Clash By Night (1952) Movie Review, Cast, Crew, and Summary

Clash By Night (1952)

The Fritz Lang adaptation of a Clifford Odets play sits at the crossroads of film noir, contemporary realism, and independent filmmaking. Clash By Night is filmed primarily on location, with much of factual detail of the activities of a tiny town’s fishing fleet and cannery.

It has some neo-realistic influence, attempting to match the lyrical reality of Odets’ language. May Doyle (Barbara Stanwyck), who has been roaming the vast globe hoping to attach herself to grandeur and came near in a relationship with a married politician whose postmortem gift to her was taken back by his family, returns to this pretty-appearing but fish-funky village.

Joe (male mannequin Paul Andes, making his acting debut) works on a fishing boat and has a girlfriend named Peggy (Marilyn Monroe, thankfully unglamorous as a small-town pretty girl).

He isn’t thrilled to see his sister return, but he allows her to return to the family home. May is soon smitten with Jerry D’Amato (Paul Douglas), the skipper of Joe’s yacht, who lives with his Italian father (Silvio Minciotti) and uncle Vince (J. Carrol Naish at his sleaziest).

Earl Pfeiffer (Robert Ryan), a dour, misanthropic, hot movie projectionist whose wife has gone off and who detects in May a fellow sexual nomad, is Jerry’s closest buddy. Earl’s florid sadness, on the other hand, attracts and repels May, who instead selects Jerry’s stolid charms as a chance for safe harbour – at least for the time being. It goes without saying that hilarity does not ensue.

Clash By Night may seem noir, but it is more concerned with the emotional shifts between the three major characters than with melodrama. Ryan’s Earl, an emotional predator who plays the clown for his pal Jerry to disguise both his poison and his sincere need for connection, is particularly gripping.
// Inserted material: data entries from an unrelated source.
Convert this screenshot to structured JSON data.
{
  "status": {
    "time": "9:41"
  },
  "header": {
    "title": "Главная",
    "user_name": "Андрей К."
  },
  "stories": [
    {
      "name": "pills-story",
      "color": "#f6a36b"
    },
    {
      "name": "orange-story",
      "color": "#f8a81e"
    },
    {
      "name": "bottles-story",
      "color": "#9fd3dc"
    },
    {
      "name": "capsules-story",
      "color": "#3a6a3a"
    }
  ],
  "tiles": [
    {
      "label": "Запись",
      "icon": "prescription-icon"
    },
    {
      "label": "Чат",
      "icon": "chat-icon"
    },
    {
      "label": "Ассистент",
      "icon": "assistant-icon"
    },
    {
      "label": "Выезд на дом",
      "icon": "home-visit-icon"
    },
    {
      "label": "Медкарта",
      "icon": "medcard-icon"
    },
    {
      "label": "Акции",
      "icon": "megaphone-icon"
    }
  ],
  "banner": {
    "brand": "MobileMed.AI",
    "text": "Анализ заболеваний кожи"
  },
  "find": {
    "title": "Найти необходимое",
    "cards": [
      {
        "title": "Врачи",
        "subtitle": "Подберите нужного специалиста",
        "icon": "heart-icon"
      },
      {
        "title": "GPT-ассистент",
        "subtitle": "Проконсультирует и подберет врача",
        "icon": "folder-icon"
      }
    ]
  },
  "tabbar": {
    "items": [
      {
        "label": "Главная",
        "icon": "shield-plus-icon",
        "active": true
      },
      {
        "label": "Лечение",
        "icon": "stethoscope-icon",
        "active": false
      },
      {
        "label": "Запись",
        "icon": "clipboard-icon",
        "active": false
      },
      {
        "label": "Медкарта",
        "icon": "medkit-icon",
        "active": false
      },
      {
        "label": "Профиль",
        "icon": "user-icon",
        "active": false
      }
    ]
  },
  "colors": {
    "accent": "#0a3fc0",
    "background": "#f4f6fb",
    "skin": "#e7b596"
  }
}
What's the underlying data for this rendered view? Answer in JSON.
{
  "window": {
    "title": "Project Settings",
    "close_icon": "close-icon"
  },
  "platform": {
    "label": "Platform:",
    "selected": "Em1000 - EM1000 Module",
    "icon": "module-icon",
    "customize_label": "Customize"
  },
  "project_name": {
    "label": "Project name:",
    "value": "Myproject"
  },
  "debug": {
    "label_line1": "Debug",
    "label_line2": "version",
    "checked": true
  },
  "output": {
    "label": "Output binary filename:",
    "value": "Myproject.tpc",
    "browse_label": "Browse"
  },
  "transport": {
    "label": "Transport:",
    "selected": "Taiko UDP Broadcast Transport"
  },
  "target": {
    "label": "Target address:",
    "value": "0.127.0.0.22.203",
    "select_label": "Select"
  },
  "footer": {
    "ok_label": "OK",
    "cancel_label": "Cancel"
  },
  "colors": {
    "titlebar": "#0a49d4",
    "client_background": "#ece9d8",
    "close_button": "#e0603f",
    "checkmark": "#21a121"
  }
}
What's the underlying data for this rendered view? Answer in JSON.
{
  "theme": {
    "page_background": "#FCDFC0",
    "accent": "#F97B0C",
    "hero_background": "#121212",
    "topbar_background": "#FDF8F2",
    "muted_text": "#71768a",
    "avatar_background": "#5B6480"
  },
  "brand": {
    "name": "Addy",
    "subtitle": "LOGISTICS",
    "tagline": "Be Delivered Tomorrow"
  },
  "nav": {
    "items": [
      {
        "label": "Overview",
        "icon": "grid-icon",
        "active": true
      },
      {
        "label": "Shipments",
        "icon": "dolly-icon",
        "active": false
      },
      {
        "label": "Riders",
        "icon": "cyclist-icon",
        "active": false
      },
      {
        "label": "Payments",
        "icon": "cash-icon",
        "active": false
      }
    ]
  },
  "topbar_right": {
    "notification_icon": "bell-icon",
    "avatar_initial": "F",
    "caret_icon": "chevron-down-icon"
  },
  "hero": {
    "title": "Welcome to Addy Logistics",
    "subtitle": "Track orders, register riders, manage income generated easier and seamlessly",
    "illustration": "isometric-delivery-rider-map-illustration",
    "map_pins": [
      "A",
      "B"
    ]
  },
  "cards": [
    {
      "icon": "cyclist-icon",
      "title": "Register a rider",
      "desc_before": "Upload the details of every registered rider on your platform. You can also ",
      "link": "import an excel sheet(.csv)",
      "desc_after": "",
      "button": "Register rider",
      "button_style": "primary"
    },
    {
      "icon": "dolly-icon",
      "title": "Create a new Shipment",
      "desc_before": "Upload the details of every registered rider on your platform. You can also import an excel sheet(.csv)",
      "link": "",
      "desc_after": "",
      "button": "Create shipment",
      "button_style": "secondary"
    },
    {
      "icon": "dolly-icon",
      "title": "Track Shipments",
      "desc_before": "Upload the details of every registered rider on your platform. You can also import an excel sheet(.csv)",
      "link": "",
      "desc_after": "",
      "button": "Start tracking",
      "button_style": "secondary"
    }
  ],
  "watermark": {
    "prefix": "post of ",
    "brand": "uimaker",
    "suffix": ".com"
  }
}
Earl veers from morbid self-pity to irritatingly vulgar to shallow to reckless to alluring to sensitive to hardened and aggressive to nearly sobbing in fear of rejection in a show-stopping performance. Douglas is also excellent, as is Stanwyck, though her “big” moments have a fake sameness to them while she’s far better at low pitch, playing her typical role of a lady whose hard-boiled skin hides a tender soul.